"Carey, M.V. - The Three Investigators 31 - The Mystery of the Scar-Faced Beggar" - читать интересную книгу автора (Carey M.V)

"Did you see where the cleaning man came from?" asked Jupe. "I mean, whether he came into the lobby from the elevator or the street?"

Bob shook his head. "The guy was already at the bank door in the lobby when I noticed him. I thought he'd come back down in the elevator. But I guess he could have come in from the street, if he wasn't one of the cleaners in the building."

"Which opens up an interesting line of thought," said Jupiter. He picked up the wallet that Bob had left on the workbench. "Say the man came down the street. The blind man dropped his money just as the bogus cleaning man was approaching the bank door. You and the woman at the bus stop bent down to pick up the money. Anyone would do the same. And you were so occupied with the task that you didn't see the robber enter the lobby. Does that suggest anything?"

Bob gulped. "The blind man was a lookout!"

Jupe examined the wallet. "This is very nice," he said. "It's made of ostrich skin and it came from Neiman-Marcus. That's one of the most expensive stores in the city."

"I didn't notice that," said Bob. "I only looked to see if the blind man had a telephone number in it so I could call him. But he doesn't."

Jupe looked through the wallet. "One credit card, twenty dollars in cash, and a temporary driver's licence. Now what would a blind man be doing with a driver's licence?"

Bob nodded. "Right. Of course. He was faking. He's not blind."

"Hector Sebastian," said Jupe, reading from the licence. "According to this, he lives at 2287 Cypress Canyon Drive in Malibu."

"Malibu is a nice place," said Pete. "Maybe being a beggar pays better than you'd think."

"It may not be the beggar's address," Jupe pointed out. "Perhaps the man is a pickpocket and he stole the wallet. Or perhaps he just found it somewhere. Have you looked in the telephone directory for Hector Sebastian, Bob?"

"He's not listed," Bob answered.

Jupiter stood up. "We may have something here that would interest the police," he said. "On the other hand, the fact that a blind man dropped this wallet may mean nothing at all. The fact that the blind man ran away may mean nothing. But Cypress Canyon Drive isn't very far from here. Shall we investigate before we decide what action to take?"

"You bet!" said Bob.

The boys all had their bicycles with them. In a few minutes they were on Pacific Coast Highway pedalling north towards Malibu. In less than half an hour they had passed the main shopping area of the famous beach community.

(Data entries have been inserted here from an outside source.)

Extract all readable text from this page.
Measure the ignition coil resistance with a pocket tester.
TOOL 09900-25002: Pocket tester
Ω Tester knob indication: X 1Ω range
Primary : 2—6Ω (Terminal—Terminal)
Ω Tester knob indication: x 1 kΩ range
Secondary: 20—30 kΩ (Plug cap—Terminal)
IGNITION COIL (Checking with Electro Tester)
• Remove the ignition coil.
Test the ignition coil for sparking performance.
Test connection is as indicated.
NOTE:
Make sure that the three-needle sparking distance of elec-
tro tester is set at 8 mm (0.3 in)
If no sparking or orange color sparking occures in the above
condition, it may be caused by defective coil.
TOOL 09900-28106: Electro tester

Cypress Canyon Drive was a narrow road that turned and twisted for a couple of hundred metres as it climbed up from the Coast Highway, then ran roughly parallel to the highway but some distance inland from it. As the boys rode along the drive they could hear cars and trucks on the highway, and they could glimpse the ocean between the trees that lined the drive on the left. On the right, the coast range sloped up and away, with the sky clear and blue beyond the tops of the mountains.

"I don't think anybody really lives here," said Bob, after they had gone some distance along the rutted, muddy road. "I don't see a single house. Do you suppose the address on that driver's licence is a phony?"

"The plot thickens," said Pete. "Why would a blind man have a driver's licence? And if that is the beggar's licence, why would it have a fake address?"

The drive dipped into a hollow where a small stream of water ran across. Then it climbed again. On the far side of the rise the boys stopped. There was a gully in their path which might have been dry in summer, but which was now a torrent of brown water. And beside the road on the left, almost at the edge of the muddy wash, there was a shabby, barnlike old building with dormer windows in the second story. Neon tubing ran along its eaves. A sign across one end proclaimed that it was Charlie's Place.

"A restaurant?" said Bob.

Jupe took the wallet out of his pocket and looked again at the driver's licence. "Number 2287," he said. "That's the number on that new mailbox out in front."

The boys heard a car on the road behind them. They moved aside, and a red sports car came splashing slowly through the little stream they had already forded. A thin man with greying hair and a lined, somewhat sad face passed without seeming to notice the boys. He turned into the muddy yard that was the parking lot of Charlie's Place, stopped his car, got slowly out, and took a cane from the floor of the vehicle. Then he went slowly up sagging steps into the ramshackle building, letting a dilapidated screen door slam behind him as he disappeared.

"He's got a limp!" exclaimed Pete. "Hey, Bob, didn't you say that the beggar limped when he ran off last night?"

"Well, he limped after he got hit by the car. Who wouldn't limp?"

"Could that man be the beggar?" said Jupe. "Is he at all like the beggar?"